Despite the group’s experimental bent—Cooper warns that attempting to follow the plot of one their performances is “ultimately a losing proposition”—they have no problem being compared to the tradition of absurd, more-is-more cinematic novelties. When I asked Cooper if he saw any similarity between his own immersive film experience and Smell-O-Vision, he responded with an enthusiastic “yes!”

So in some ways, Projexorcism offers the live film version of the triple bacon cheeseburger: the kind of thing you never thought to want, but here it is on the menu, so how can you not go for it? It’s the kind of thing that risks taking an experience past the threshold of excess.
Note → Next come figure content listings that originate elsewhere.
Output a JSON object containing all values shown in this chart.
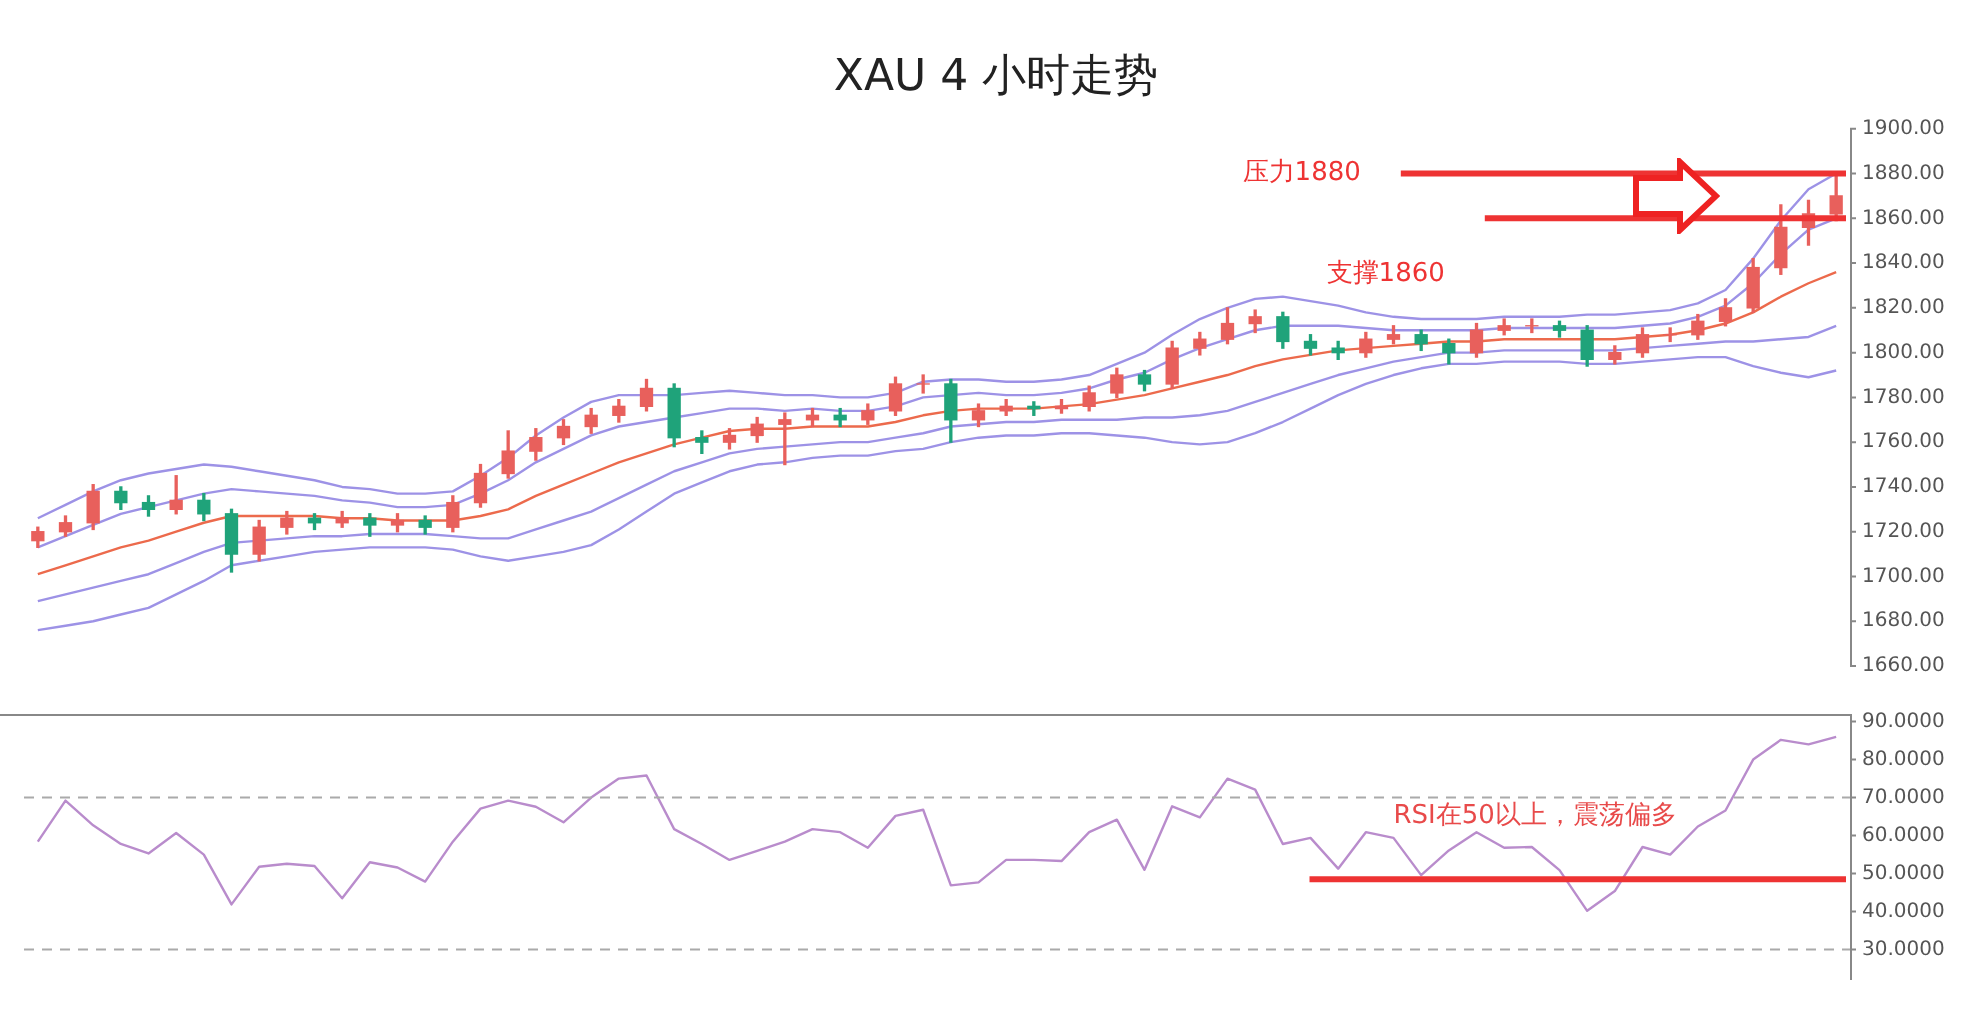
{
  "chart_data": [
    {
      "type": "candlestick",
      "title": "XAU 4 小时走势",
      "categories": [
        null,
        null,
        null,
        null,
        null,
        null,
        null,
        null,
        null,
        null,
        null,
        null,
        null,
        null,
        null,
        null,
        null,
        null,
        null,
        null,
        null,
        null,
        null,
        null,
        null,
        null,
        null,
        null,
        null,
        null,
        null,
        null,
        null,
        null,
        null,
        null,
        null,
        null,
        null,
        null,
        null,
        null,
        null,
        null,
        null,
        null,
        null,
        null,
        null,
        null,
        null,
        null,
        null,
        null,
        null,
        null,
        null,
        null,
        null,
        null,
        null,
        null,
        null,
        null,
        null,
        null
      ],
      "ohlc": [
        [
          1716,
          1722,
          1713,
          1720
        ],
        [
          1720,
          1727,
          1718,
          1724
        ],
        [
          1724,
          1741,
          1721,
          1738
        ],
        [
          1738,
          1740,
          1730,
          1733
        ],
        [
          1733,
          1736,
          1727,
          1730
        ],
        [
          1730,
          1745,
          1728,
          1734
        ],
        [
          1734,
          1737,
          1725,
          1728
        ],
        [
          1728,
          1730,
          1702,
          1710
        ],
        [
          1710,
          1725,
          1707,
          1722
        ],
        [
          1722,
          1729,
          1719,
          1726
        ],
        [
          1726,
          1728,
          1721,
          1724
        ],
        [
          1724,
          1729,
          1722,
          1726
        ],
        [
          1726,
          1728,
          1718,
          1723
        ],
        [
          1723,
          1728,
          1720,
          1725
        ],
        [
          1725,
          1727,
          1719,
          1722
        ],
        [
          1722,
          1736,
          1720,
          1733
        ],
        [
          1733,
          1750,
          1731,
          1746
        ],
        [
          1746,
          1765,
          1744,
          1756
        ],
        [
          1756,
          1766,
          1752,
          1762
        ],
        [
          1762,
          1770,
          1759,
          1767
        ],
        [
          1767,
          1775,
          1764,
          1772
        ],
        [
          1772,
          1779,
          1769,
          1776
        ],
        [
          1776,
          1788,
          1774,
          1784
        ],
        [
          1784,
          1786,
          1758,
          1762
        ],
        [
          1762,
          1765,
          1755,
          1760
        ],
        [
          1760,
          1766,
          1757,
          1763
        ],
        [
          1763,
          1771,
          1760,
          1768
        ],
        [
          1768,
          1773,
          1750,
          1770
        ],
        [
          1770,
          1775,
          1767,
          1772
        ],
        [
          1772,
          1775,
          1767,
          1770
        ],
        [
          1770,
          1777,
          1768,
          1774
        ],
        [
          1774,
          1789,
          1772,
          1786
        ],
        [
          1786,
          1790,
          1782,
          1786
        ],
        [
          1786,
          1788,
          1760,
          1770
        ],
        [
          1770,
          1777,
          1767,
          1774
        ],
        [
          1774,
          1779,
          1772,
          1776
        ],
        [
          1776,
          1778,
          1772,
          1775
        ],
        [
          1775,
          1779,
          1773,
          1776
        ],
        [
          1776,
          1785,
          1774,
          1782
        ],
        [
          1782,
          1793,
          1780,
          1790
        ],
        [
          1790,
          1792,
          1783,
          1786
        ],
        [
          1786,
          1805,
          1784,
          1802
        ],
        [
          1802,
          1809,
          1799,
          1806
        ],
        [
          1806,
          1820,
          1804,
          1813
        ],
        [
          1813,
          1819,
          1809,
          1816
        ],
        [
          1816,
          1818,
          1802,
          1805
        ],
        [
          1805,
          1808,
          1799,
          1802
        ],
        [
          1802,
          1805,
          1797,
          1800
        ],
        [
          1800,
          1809,
          1798,
          1806
        ],
        [
          1806,
          1812,
          1804,
          1808
        ],
        [
          1808,
          1810,
          1801,
          1804
        ],
        [
          1804,
          1806,
          1795,
          1800
        ],
        [
          1800,
          1813,
          1798,
          1810
        ],
        [
          1810,
          1815,
          1808,
          1812
        ],
        [
          1812,
          1815,
          1809,
          1812
        ],
        [
          1812,
          1814,
          1807,
          1810
        ],
        [
          1810,
          1812,
          1794,
          1797
        ],
        [
          1797,
          1803,
          1795,
          1800
        ],
        [
          1800,
          1811,
          1798,
          1808
        ],
        [
          1808,
          1811,
          1805,
          1808
        ],
        [
          1808,
          1817,
          1806,
          1814
        ],
        [
          1814,
          1824,
          1812,
          1820
        ],
        [
          1820,
          1842,
          1818,
          1838
        ],
        [
          1838,
          1866,
          1835,
          1856
        ],
        [
          1856,
          1868,
          1848,
          1862
        ],
        [
          1862,
          1879,
          1859,
          1870
        ]
      ],
      "series": [
        {
          "type": "line",
          "color": "#9d92e6",
          "values": [
            1726,
            1732,
            1738,
            1743,
            1746,
            1748,
            1750,
            1749,
            1747,
            1745,
            1743,
            1740,
            1739,
            1737,
            1737,
            1738,
            1745,
            1753,
            1763,
            1771,
            1778,
            1781,
            1781,
            1781,
            1782,
            1783,
            1782,
            1781,
            1781,
            1780,
            1780,
            1782,
            1787,
            1788,
            1788,
            1787,
            1787,
            1788,
            1790,
            1795,
            1800,
            1808,
            1815,
            1820,
            1824,
            1825,
            1823,
            1821,
            1818,
            1816,
            1815,
            1815,
            1815,
            1816,
            1816,
            1816,
            1817,
            1817,
            1818,
            1819,
            1822,
            1828,
            1842,
            1859,
            1873,
            1880
          ]
        },
        {
          "type": "line",
          "color": "#9d92e6",
          "values": [
            1713,
            1718,
            1723,
            1728,
            1731,
            1734,
            1737,
            1739,
            1738,
            1737,
            1736,
            1734,
            1733,
            1731,
            1731,
            1732,
            1737,
            1743,
            1751,
            1757,
            1763,
            1767,
            1769,
            1771,
            1773,
            1775,
            1775,
            1774,
            1775,
            1774,
            1774,
            1776,
            1780,
            1781,
            1782,
            1781,
            1781,
            1782,
            1784,
            1788,
            1791,
            1797,
            1802,
            1806,
            1810,
            1812,
            1812,
            1812,
            1811,
            1810,
            1810,
            1810,
            1810,
            1811,
            1811,
            1811,
            1811,
            1811,
            1812,
            1813,
            1816,
            1821,
            1831,
            1844,
            1855,
            1860
          ]
        },
        {
          "type": "line",
          "color": "#ec6a4c",
          "values": [
            1701,
            1705,
            1709,
            1713,
            1716,
            1720,
            1724,
            1727,
            1727,
            1727,
            1727,
            1726,
            1726,
            1725,
            1725,
            1725,
            1727,
            1730,
            1736,
            1741,
            1746,
            1751,
            1755,
            1759,
            1762,
            1765,
            1766,
            1766,
            1767,
            1767,
            1767,
            1769,
            1772,
            1774,
            1775,
            1775,
            1775,
            1776,
            1777,
            1779,
            1781,
            1784,
            1787,
            1790,
            1794,
            1797,
            1799,
            1801,
            1802,
            1803,
            1804,
            1805,
            1805,
            1806,
            1806,
            1806,
            1806,
            1806,
            1807,
            1808,
            1810,
            1813,
            1818,
            1825,
            1831,
            1836
          ]
        },
        {
          "type": "line",
          "color": "#9d92e6",
          "values": [
            1689,
            1692,
            1695,
            1698,
            1701,
            1706,
            1711,
            1715,
            1716,
            1717,
            1718,
            1718,
            1719,
            1719,
            1719,
            1718,
            1717,
            1717,
            1721,
            1725,
            1729,
            1735,
            1741,
            1747,
            1751,
            1755,
            1757,
            1758,
            1759,
            1760,
            1760,
            1762,
            1764,
            1767,
            1768,
            1769,
            1769,
            1770,
            1770,
            1770,
            1771,
            1771,
            1772,
            1774,
            1778,
            1782,
            1786,
            1790,
            1793,
            1796,
            1798,
            1800,
            1800,
            1801,
            1801,
            1801,
            1801,
            1801,
            1802,
            1803,
            1804,
            1805,
            1805,
            1806,
            1807,
            1812
          ]
        },
        {
          "type": "line",
          "color": "#9d92e6",
          "values": [
            1676,
            1678,
            1680,
            1683,
            1686,
            1692,
            1698,
            1705,
            1707,
            1709,
            1711,
            1712,
            1713,
            1713,
            1713,
            1712,
            1709,
            1707,
            1709,
            1711,
            1714,
            1721,
            1729,
            1737,
            1742,
            1747,
            1750,
            1751,
            1753,
            1754,
            1754,
            1756,
            1757,
            1760,
            1762,
            1763,
            1763,
            1764,
            1764,
            1763,
            1762,
            1760,
            1759,
            1760,
            1764,
            1769,
            1775,
            1781,
            1786,
            1790,
            1793,
            1795,
            1795,
            1796,
            1796,
            1796,
            1795,
            1795,
            1796,
            1797,
            1798,
            1798,
            1794,
            1791,
            1789,
            1792
          ]
        }
      ],
      "ylim": [
        1660,
        1900
      ],
      "yticks": [
        {
          "value": 1660,
          "label": "1660.00"
        },
        {
          "value": 1680,
          "label": "1680.00"
        },
        {
          "value": 1700,
          "label": "1700.00"
        },
        {
          "value": 1720,
          "label": "1720.00"
        },
        {
          "value": 1740,
          "label": "1740.00"
        },
        {
          "value": 1760,
          "label": "1760.00"
        },
        {
          "value": 1780,
          "label": "1780.00"
        },
        {
          "value": 1800,
          "label": "1800.00"
        },
        {
          "value": 1820,
          "label": "1820.00"
        },
        {
          "value": 1840,
          "label": "1840.00"
        },
        {
          "value": 1860,
          "label": "1860.00"
        },
        {
          "value": 1880,
          "label": "1880.00"
        },
        {
          "value": 1900,
          "label": "1900.00"
        }
      ],
      "ref_lines": [
        {
          "axis": "y",
          "value": 1880,
          "label": "压力1880",
          "color": "#ee3333"
        },
        {
          "axis": "y",
          "value": 1860,
          "label": "支撑1860",
          "color": "#ee3333"
        }
      ],
      "tick_labels": "y",
      "marker": "none"
    },
    {
      "type": "line",
      "categories": [
        null,
        null,
        null,
        null,
        null,
        null,
        null,
        null,
        null,
        null,
        null,
        null,
        null,
        null,
        null,
        null,
        null,
        null,
        null,
        null,
        null,
        null,
        null,
        null,
        null,
        null,
        null,
        null,
        null,
        null,
        null,
        null,
        null,
        null,
        null,
        null,
        null,
        null,
        null,
        null,
        null,
        null,
        null,
        null,
        null,
        null,
        null,
        null,
        null,
        null,
        null,
        null,
        null,
        null,
        null,
        null,
        null,
        null,
        null,
        null,
        null,
        null,
        null,
        null,
        null,
        null
      ],
      "series": [
        {
          "color": "#b98ccc",
          "values": [
            58.4,
            69.2,
            62.7,
            57.8,
            55.3,
            60.7,
            55,
            41.9,
            51.8,
            52.6,
            52,
            43.5,
            53,
            51.6,
            47.9,
            58.4,
            67.1,
            69.2,
            67.6,
            63.5,
            70,
            75,
            75.8,
            61.7,
            57.8,
            53.6,
            56,
            58.4,
            61.7,
            60.9,
            56.8,
            65.2,
            66.8,
            46.9,
            47.7,
            53.6,
            53.6,
            53.3,
            60.9,
            64.2,
            51,
            67.7,
            64.8,
            75,
            72.1,
            57.8,
            59.4,
            51.3,
            60.9,
            59.4,
            49.6,
            56.1,
            60.9,
            56.8,
            57,
            50.9,
            40.2,
            45.4,
            57,
            55,
            62.4,
            66.6,
            80,
            85.2,
            84,
            86
          ]
        }
      ],
      "ylim": [
        22,
        92
      ],
      "yticks": [
        {
          "value": 30,
          "label": "30.0000"
        },
        {
          "value": 40,
          "label": "40.0000"
        },
        {
          "value": 50,
          "label": "50.0000"
        },
        {
          "value": 60,
          "label": "60.0000"
        },
        {
          "value": 70,
          "label": "70.0000"
        },
        {
          "value": 80,
          "label": "80.0000"
        },
        {
          "value": 90,
          "label": "90.0000"
        }
      ],
      "ref_lines": [
        {
          "axis": "y",
          "value": 70,
          "color": "#aaaaaa",
          "line_style": "dashed"
        },
        {
          "axis": "y",
          "value": 30,
          "color": "#aaaaaa",
          "line_style": "dashed"
        },
        {
          "axis": "y",
          "value": 48.5,
          "color": "#ee3333"
        }
      ],
      "annotations": [
        "RSI在50以上，震荡偏多"
      ],
      "tick_labels": "y",
      "marker": "none"
    }
  ]
}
Sometimes you get a whole new species of experience—a mindfuck—and sometimes it’s just too much.

But there’s also a key difference between those classic abortive cinema experiments and what Cooper and his collaborators are doing. Smell-O-Vision was a good-faith attempt to enhance the movie experience and a charming failure. Projexorcism is overstimulating, to be sure, but it’s just as much about the performance of overstimulation—it serves as both the object and vehicle of ridicule.

“It is not a passive experience, or it shouldn’t be,” Cooper says. “This started as some kind of almost Mad Max-ian MST3K multimedia experience where all our friends would sit in a field and hoot and holler at some absurd educational films that we were essentially mixing live, using the performed music and sampling accompaniment as an added layer of response by the peanut gallery. So while the technical set-up has morphed and grown from dual-projector seedling to eight-headed hydra, the essence of what we were doing in that field has stayed the same.”

Projexorcism is bringing its “multiultramedia” show, Spaceglue Continuum, to Baltimore on Oct. 13 at the Pent House Gallery as part of Sight Unseen, the city’s nomadic, monthly experimental film series, programmed by Kate Ewald, Margaret Rorison, and Lorenzo Gattorna—three city residents with art-scene credentials who somehow only met recently. Their differing and far-flung networks—Ewald has worked with the Maryland Film Festival as well as a microcinema in Cleveland, Rorison has connections to Red Room and High Zero Festival, and Gattorna has programmed for several microcinemas in New York—are a programming asset for the group, which aims to “broaden the [local] presence of experimental and expanded cinema” and to “show something Baltimore hasn’t seen before.”

It’s an ambitious goal, but in an age when more and more people are consuming video in short clips on computer screens, Sight Unseen recognizes that “escaping the world and seeing a film in a dark space” has become “novel and important again.”